Global competition did markedly increase this year, among the best improvers were Volkswagen which went from 6th to 2nd place, Mercedes, which was not even in the top twenty last year, managed a respectable 6th. The VW Group now has an 11% market share and if all goes well there will be a true battle for first position going forward. I believe this may become evident in margin pressure for Tesla, especially as the board has consistently prioritised volume over profitability.

I’ve been trying to avoid it but I guess I should mention bitcoin. Elon seems to have decided to like it now and that probably means there is a not-insignificant chance of some of Tesla’s healthy balance sheet being converted. That seems horrifying to me but ardent supporters would probably see that as a buy signal given the world right now so I’m going to leave the discussion at that.
2021 EPS is currently forecast at 3.82, and sales at $47.7bn.
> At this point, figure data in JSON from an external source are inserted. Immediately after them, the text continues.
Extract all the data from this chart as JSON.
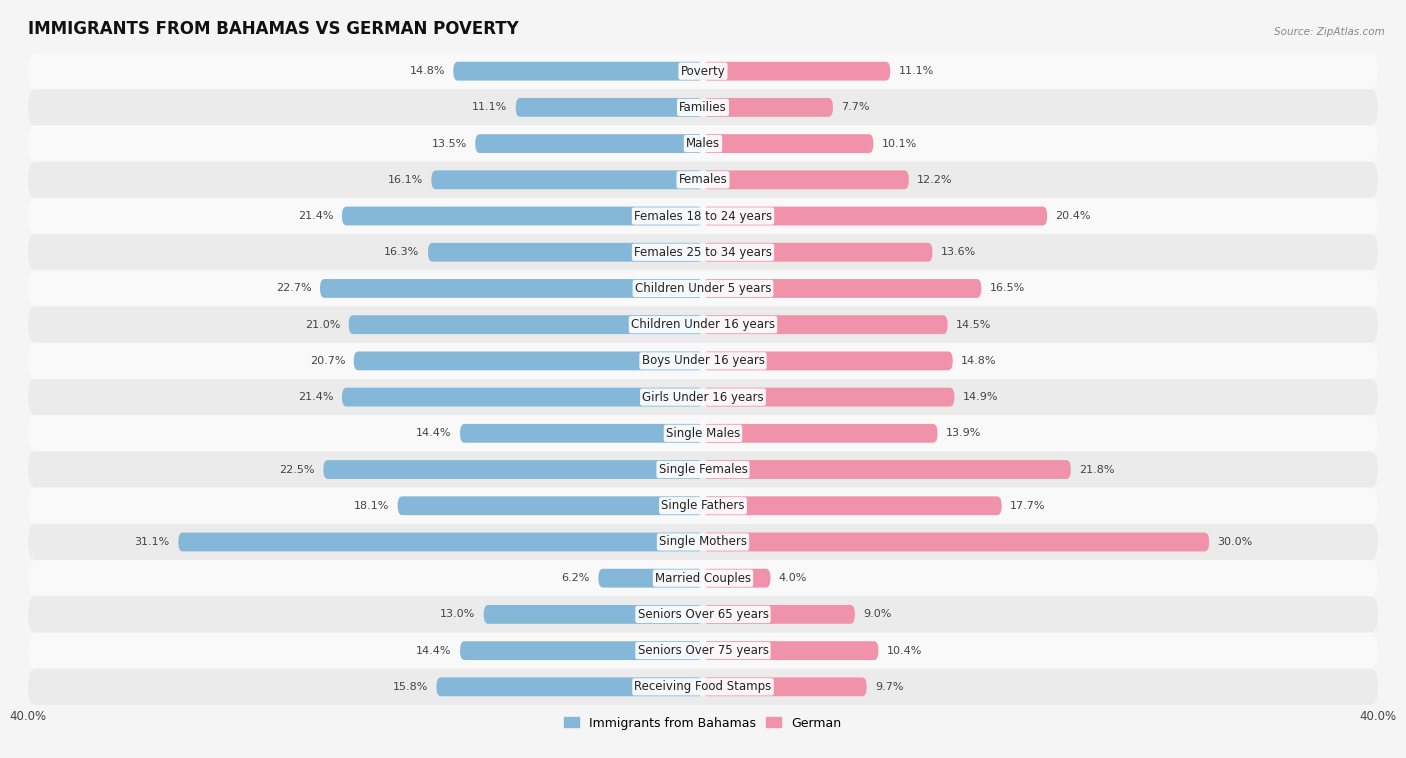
{
  "title": "IMMIGRANTS FROM BAHAMAS VS GERMAN POVERTY",
  "source": "Source: ZipAtlas.com",
  "categories": [
    "Poverty",
    "Families",
    "Males",
    "Females",
    "Females 18 to 24 years",
    "Females 25 to 34 years",
    "Children Under 5 years",
    "Children Under 16 years",
    "Boys Under 16 years",
    "Girls Under 16 years",
    "Single Males",
    "Single Females",
    "Single Fathers",
    "Single Mothers",
    "Married Couples",
    "Seniors Over 65 years",
    "Seniors Over 75 years",
    "Receiving Food Stamps"
  ],
  "bahamas_values": [
    14.8,
    11.1,
    13.5,
    16.1,
    21.4,
    16.3,
    22.7,
    21.0,
    20.7,
    21.4,
    14.4,
    22.5,
    18.1,
    31.1,
    6.2,
    13.0,
    14.4,
    15.8
  ],
  "german_values": [
    11.1,
    7.7,
    10.1,
    12.2,
    20.4,
    13.6,
    16.5,
    14.5,
    14.8,
    14.9,
    13.9,
    21.8,
    17.7,
    30.0,
    4.0,
    9.0,
    10.4,
    9.7
  ],
  "bahamas_color": "#85b8d8",
  "german_color": "#f093aa",
  "bahamas_label": "Immigrants from Bahamas",
  "german_label": "German",
  "xlim": 40.0,
  "bg_color": "#f5f5f5",
  "row_light": "#f9f9f9",
  "row_dark": "#ebebeb",
  "title_fontsize": 12,
  "label_fontsize": 8.5,
  "value_fontsize": 8.0
}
The EPS expectations are in my view too aggressive, I think $2-2.50 is more realistic. As for revenue, expectations seem about right. My personal model gives me $47.5bn in sales assuming insurance continues rolling out across the States and the Semi is still delayed until the end of the year. A couple of upside surprises are possible; Plaid could boost S/X revenue by a few hundred million and remotely but not impossibly Tesla could launch its ride-hailing service which could significantly disrupt the market incumbents while they grapple with the pandemic and immediately be cash generative.

Shall we talk about valuation? This time last year Tesla’s market capitalisation was $120bn, rich by all means but not astronomical given the billions in free cash flow the carmaker was to produce and enterprise values in the industry. Today it is the seventh most valuable company in the world, with a forward PE of 207. It is ultimately up to individuals to decide whether that is an acceptable level to buy in (Amazon for example trades above 80 and is forecast to grow far slower), although one might say that even if full autonomy arrives and is statutory approved tomorrow there is probably only single digit upside left. The other side of the coin is that this is now a “safe trade” in a growing industry and in an era of the zero lower bound, so there is little reason not to invest for the long-term. Could I see it hit $1000/1T at some point matching the current high price targets? Easily. The stock could also get pummelled down as EPS expectations are dramatically reduced over the next few quarters. One thing’s for sure, this rollercoaster hasn’t finished quite yet.